One often-bantered ‘solution’ nowadays is the use of cyberinsurance… policies extolled to protect your company in the event of a cybersecurity-related incident. There are many types of policies available today (see the graphic above), and as a risk management professional or system owner you need to be aware of them, and what they cover.
More importantly though, is to understand what they DO NOT cover, and what is still expected of you.
- It isn’t like purchasing automobile insurance – there are no industry standards for coverage, requirements to qualify for reimbursement may be buried in fine print
- More and more insurance companies are requiring minimum levels of due diligence and ongoing due care, including the use of pre-insurance and ongoing third-party cybersecurity audits that identify the level of maturity and systematic protection you have in place.
In other words – much like having auto insurance does not mean you are covered if you drive in a knowingly reckless manner or fail to maintain your vehicle – cyberinsurance also requires you to be a responsible and secure ‘driver’ for your IT infrastructure. You MUST have a well-defined cybersecurity and risk management program in place, and show that you are at least ‘working the list’ to implement controls and protections that most consider a minimum in a business environment.
Don’t get me wrong – even with good programs the costs of cyber-related incidents are quite high, as the numbers keep telling us:
- The U.S. National Cyber Security Alliance estimates that 60 percent of small companies – 6 months after a cyberattack – are unable to keep their doors open.

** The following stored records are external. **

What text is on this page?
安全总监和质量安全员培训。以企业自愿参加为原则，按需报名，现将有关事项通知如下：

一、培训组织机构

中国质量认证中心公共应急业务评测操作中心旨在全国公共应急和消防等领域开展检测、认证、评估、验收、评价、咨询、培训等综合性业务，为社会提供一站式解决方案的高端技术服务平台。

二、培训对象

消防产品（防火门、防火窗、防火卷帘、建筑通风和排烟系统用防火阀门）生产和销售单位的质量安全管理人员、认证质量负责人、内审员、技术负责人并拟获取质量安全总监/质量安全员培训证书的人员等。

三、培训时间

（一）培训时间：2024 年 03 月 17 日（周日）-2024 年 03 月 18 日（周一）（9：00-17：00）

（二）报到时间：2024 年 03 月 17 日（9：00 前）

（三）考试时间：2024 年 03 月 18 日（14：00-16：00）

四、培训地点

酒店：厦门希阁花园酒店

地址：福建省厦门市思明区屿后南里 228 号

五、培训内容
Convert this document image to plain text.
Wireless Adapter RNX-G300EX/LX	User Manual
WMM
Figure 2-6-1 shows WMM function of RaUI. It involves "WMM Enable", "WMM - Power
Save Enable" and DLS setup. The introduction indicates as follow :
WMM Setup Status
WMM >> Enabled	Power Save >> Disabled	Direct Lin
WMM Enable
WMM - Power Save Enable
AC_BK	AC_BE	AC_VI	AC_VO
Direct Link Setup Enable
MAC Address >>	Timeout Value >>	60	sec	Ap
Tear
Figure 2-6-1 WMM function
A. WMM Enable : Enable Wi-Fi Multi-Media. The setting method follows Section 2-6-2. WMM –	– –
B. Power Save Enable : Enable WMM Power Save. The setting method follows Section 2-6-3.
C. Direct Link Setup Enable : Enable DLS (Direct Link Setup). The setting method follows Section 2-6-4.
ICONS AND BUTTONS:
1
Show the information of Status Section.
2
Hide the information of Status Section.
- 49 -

- The Ponemon Institute’s “2016 State of Cybersecurity in Small & Medium-Sized Businesses (SMB)” report gives real costs to these attacks, too: a whopping 50% of SMBs reported a data breach in the prior year. The average price for small businesses to clean up the mess: $879,582 (and that doesn’t include even more than that in additional revenue losses that the businesses attributed as a result of the disruption to operations).
Do you have that kind of spare change in your seat cushions?